Wednesday, March 11, 2015

Not sure what this proves...

Jason Soon yesterday tweeted with approval this article by the Grattan Institute arguing in favour of electricity network privatisation.   You know the story - private companies can run networks cheaper instead of the unionised government networks.

Yet one of the key tables in the article is this:


But surely this chart is hardly conclusive of the privatisation argument if the comparison is between government owned network Queensland and privately owned network Victoria.

Given the geography and population spread of Queensland, wouldn't you expect network costs to be substantially more expensive?   Yet they are clearly less than double, and the total cost of electricity is virtually identical.  
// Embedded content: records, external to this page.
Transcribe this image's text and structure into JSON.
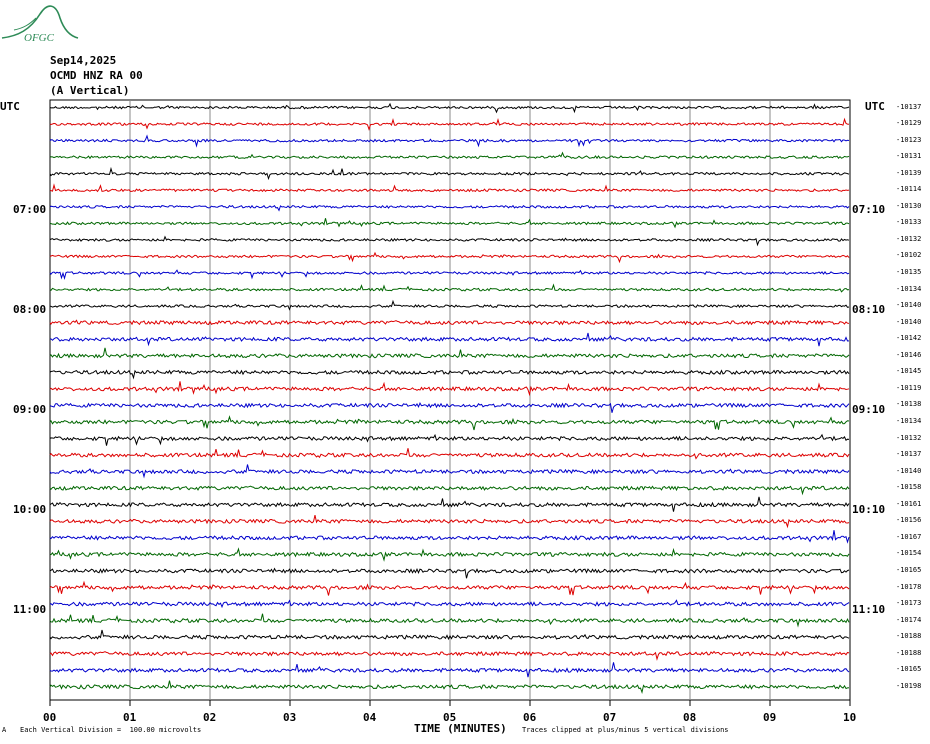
{
  "header": {
    "logo_text": "OFGC",
    "date": "Sep14,2025",
    "station": "OCMD HNZ RA 00",
    "component": "(A Vertical)",
    "utc_left": "UTC",
    "utc_right": "UTC"
  },
  "footer": {
    "scale_mark": "A",
    "scale_note": "Each Vertical Division =  100.00 microvolts",
    "clip_note": "Traces clipped at plus/minus 5 vertical divisions"
  },
  "colors": {
    "cycle": [
      "#000000",
      "#dd0000",
      "#0000cc",
      "#006600"
    ],
    "grid": "#888888",
    "logo": "#2e8b57"
  },
  "chart_data": {
    "type": "line",
    "title": "",
    "xlabel": "TIME (MINUTES)",
    "ylabel": "",
    "xlim": [
      0,
      10
    ],
    "grid": true,
    "x_ticks": [
      "00",
      "01",
      "02",
      "03",
      "04",
      "05",
      "06",
      "07",
      "08",
      "09",
      "10"
    ],
    "left_time_labels": [
      "07:00",
      "08:00",
      "09:00",
      "10:00",
      "11:00"
    ],
    "right_time_labels": [
      "07:10",
      "08:10",
      "09:10",
      "10:10",
      "11:10"
    ],
    "trace_offsets": [
      -10137,
      -10129,
      -10123,
      -10131,
      -10139,
      -10114,
      -10130,
      -10133,
      -10132,
      -10102,
      -10135,
      -10134,
      -10140,
      -10140,
      -10142,
      -10146,
      -10145,
      -10119,
      -10138,
      -10134,
      -10132,
      -10137,
      -10140,
      -10158,
      -10161,
      -10156,
      -10167,
      -10154,
      -10165,
      -10178,
      -10173,
      -10174,
      -10188,
      -10188,
      -10165,
      -10198
    ]
  }
}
OK, people can point to the New South Wales vs Victoria columns (and I admit, it's hard to understand why the NSW network costs should be so much larger than Queensland;)  but the point remains - it seems to me the charts show that public ownership is capable of maintaining reasonable network costs and the same electricity costs to consumers.  

Update:  I see that The Australian is even worse - it runs a "fact check" that privatisation is definitely better for electricity prices - but when you click through to the graphs some of them actually show Queensland with smaller electricity costs than Victoria!
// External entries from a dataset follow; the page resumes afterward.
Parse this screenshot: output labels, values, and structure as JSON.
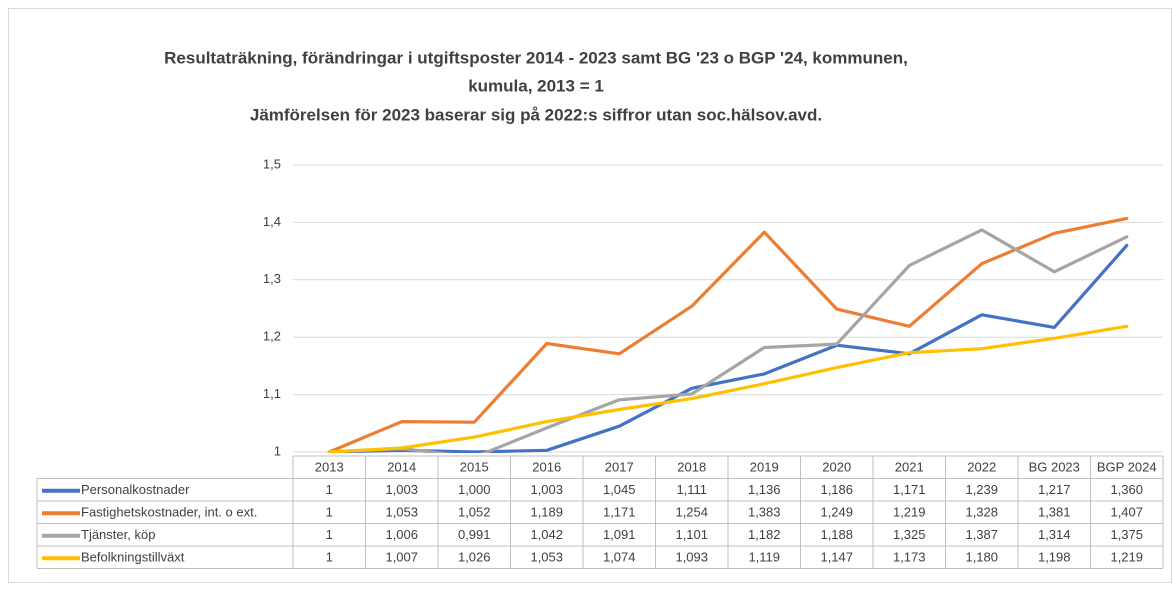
{
  "chart_data": {
    "type": "line",
    "title": [
      "Resultaträkning, förändringar i utgiftsposter 2014 - 2023 samt BG '23 o BGP '24, kommunen,",
      "kumula, 2013 = 1",
      "Jämförelsen för 2023 baserar sig på 2022:s siffror utan soc.hälsov.avd."
    ],
    "categories": [
      "2013",
      "2014",
      "2015",
      "2016",
      "2017",
      "2018",
      "2019",
      "2020",
      "2021",
      "2022",
      "BG 2023",
      "BGP 2024"
    ],
    "ylim": [
      1,
      1.5
    ],
    "yticks": [
      1,
      {
        "value": 1.1,
        "label": "1,1"
      },
      {
        "value": 1.2,
        "label": "1,2"
      },
      {
        "value": 1.3,
        "label": "1,3"
      },
      {
        "value": 1.4,
        "label": "1,4"
      },
      {
        "value": 1.5,
        "label": "1,5"
      }
    ],
    "grid": true,
    "series": [
      {
        "name": "Personalkostnader",
        "color": "#4472c4",
        "values": [
          1,
          1.003,
          1.0,
          1.003,
          1.045,
          1.111,
          1.136,
          1.186,
          1.171,
          1.239,
          1.217,
          1.36
        ],
        "value_labels": [
          "1",
          "1,003",
          "1,000",
          "1,003",
          "1,045",
          "1,111",
          "1,136",
          "1,186",
          "1,171",
          "1,239",
          "1,217",
          "1,360"
        ]
      },
      {
        "name": "Fastighetskostnader, int. o ext.",
        "color": "#ed7d31",
        "values": [
          1,
          1.053,
          1.052,
          1.189,
          1.171,
          1.254,
          1.383,
          1.249,
          1.219,
          1.328,
          1.381,
          1.407
        ],
        "value_labels": [
          "1",
          "1,053",
          "1,052",
          "1,189",
          "1,171",
          "1,254",
          "1,383",
          "1,249",
          "1,219",
          "1,328",
          "1,381",
          "1,407"
        ]
      },
      {
        "name": "Tjänster, köp",
        "color": "#a5a5a5",
        "values": [
          1,
          1.006,
          0.991,
          1.042,
          1.091,
          1.101,
          1.182,
          1.188,
          1.325,
          1.387,
          1.314,
          1.375
        ],
        "value_labels": [
          "1",
          "1,006",
          "0,991",
          "1,042",
          "1,091",
          "1,101",
          "1,182",
          "1,188",
          "1,325",
          "1,387",
          "1,314",
          "1,375"
        ]
      },
      {
        "name": "Befolkningstillväxt",
        "color": "#ffc000",
        "values": [
          1,
          1.007,
          1.026,
          1.053,
          1.074,
          1.093,
          1.119,
          1.147,
          1.173,
          1.18,
          1.198,
          1.219
        ],
        "value_labels": [
          "1",
          "1,007",
          "1,026",
          "1,053",
          "1,074",
          "1,093",
          "1,119",
          "1,147",
          "1,173",
          "1,180",
          "1,198",
          "1,219"
        ]
      }
    ]
  }
}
The comparisons they rely on most heavily are always about the rate of price increases over the years, including to the network costs, while conveniently ignoring where we are now at with actual prices to the consumer.  

Update 2:  After listening to John Quiggin on the radio this morning:  I should have also mentioned that South Australia did undergo a type of privatisation, yet has very high network costs for a very small and concentrated population, and substantially higher consumer prices.   How is this supposed to support the privatisation case?